I am using network alias for this container is there any way to provide that in here?

@roboto-cloud

networks:
  foo:
    name: bar

Make sure that you're using version: '3.5' or higher

Best answer.

I use version 3.5 and I get that property name was unexpected.

ERROR: The Compose file './docker-compose.yml' is invalid because:
networks.foo value Additional properties are not allowed ('name' was unexpected)

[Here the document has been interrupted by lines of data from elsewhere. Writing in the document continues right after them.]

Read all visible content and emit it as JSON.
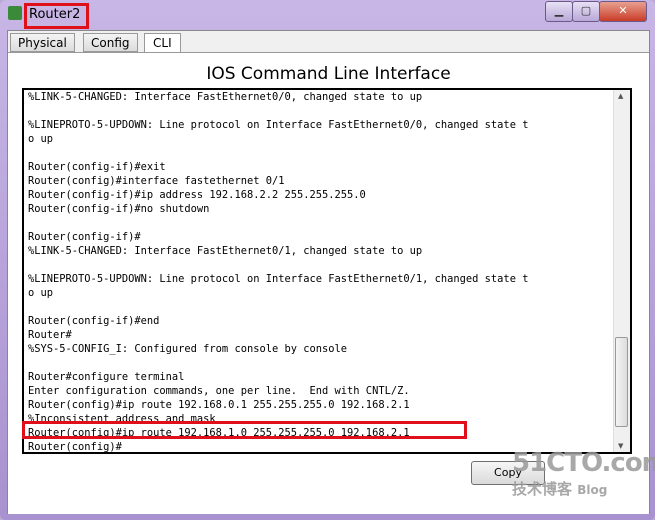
{
  "window": {
    "title": "Router2",
    "controls": [
      "minimize",
      "maximize",
      "close"
    ]
  },
  "tabs": [
    {
      "label": "Physical"
    },
    {
      "label": "Config"
    },
    {
      "label": "CLI",
      "active": true
    }
  ],
  "heading": "IOS Command Line Interface",
  "terminal": {
    "lines": [
      "%LINK-5-CHANGED: Interface FastEthernet0/0, changed state to up",
      "",
      "%LINEPROTO-5-UPDOWN: Line protocol on Interface FastEthernet0/0, changed state t",
      "o up",
      "",
      "Router(config-if)#exit",
      "Router(config)#interface fastethernet 0/1",
      "Router(config-if)#ip address 192.168.2.2 255.255.255.0",
      "Router(config-if)#no shutdown",
      "",
      "Router(config-if)#",
      "%LINK-5-CHANGED: Interface FastEthernet0/1, changed state to up",
      "",
      "%LINEPROTO-5-UPDOWN: Line protocol on Interface FastEthernet0/1, changed state t",
      "o up",
      "",
      "Router(config-if)#end",
      "Router#",
      "%SYS-5-CONFIG_I: Configured from console by console",
      "",
      "Router#configure terminal",
      "Enter configuration commands, one per line.  End with CNTL/Z.",
      "Router(config)#ip route 192.168.0.1 255.255.255.0 192.168.2.1",
      "%Inconsistent address and mask",
      "Router(config)#ip route 192.168.1.0 255.255.255.0 192.168.2.1",
      "Router(config)#"
    ]
  },
  "buttons": {
    "copy": "Copy"
  },
  "watermark": {
    "brand": "51CTO.com",
    "sub": "技术博客",
    "blog": "Blog"
  },
  "colors": {
    "highlight": "#e0101a"
  }
}
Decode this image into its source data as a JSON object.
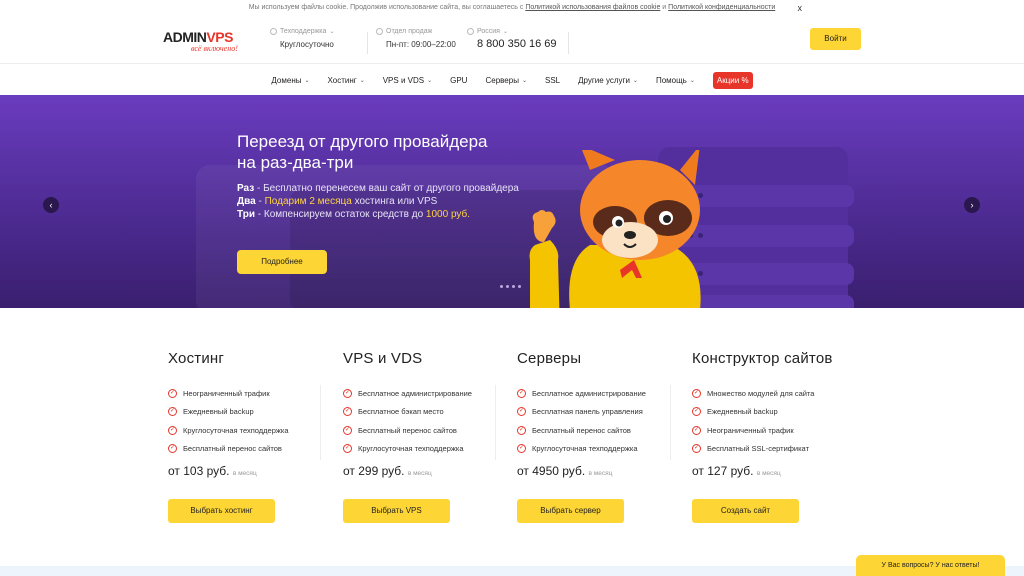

I use 3.5 version as well and i get the same error as @onzag

ERROR: The Compose file './docker-compose.yml' is invalid because:
networks.khala value Additional properties are not allowed ('name' was unexpected)
networks:
  khala:
    name: khala
    driver: bridge

@juan-montilla Can you post your full compose file and the docker version? I just tested with Docker version 19.03.8 and a compose file version of 3.8 on macOS and it worked.

@fishtenors sure!

version: "3.5"

networks:
  khala:
    name: khala
    driver: bridge

volumes:
  nginx:
    driver: local

services:
  nginx:
    image: nginx:alpine
    build: ./nginx
    volumes:
      - ~/federation/www:/var/www
    ports:
      - ${NGINX_PORT}:80
      - ${NGINX_SSL_PORT}:443
    environment:
      - NGINX_HOST=${NGINX_HOST}
    networks:
      - khala
Docker version 19.03.11, build 42e35e61f3

I do not know if relevant.. but i am using Ubuntu 18.04

@juan-montilla Your compose file worked for me. Since you're using Docker 19.03+, you could try bumping the version up to 3.8. But that's just taking a stab in the dark. What version of compose are you running (docker-compose --version)? Maybe try upgrading compose to the latest?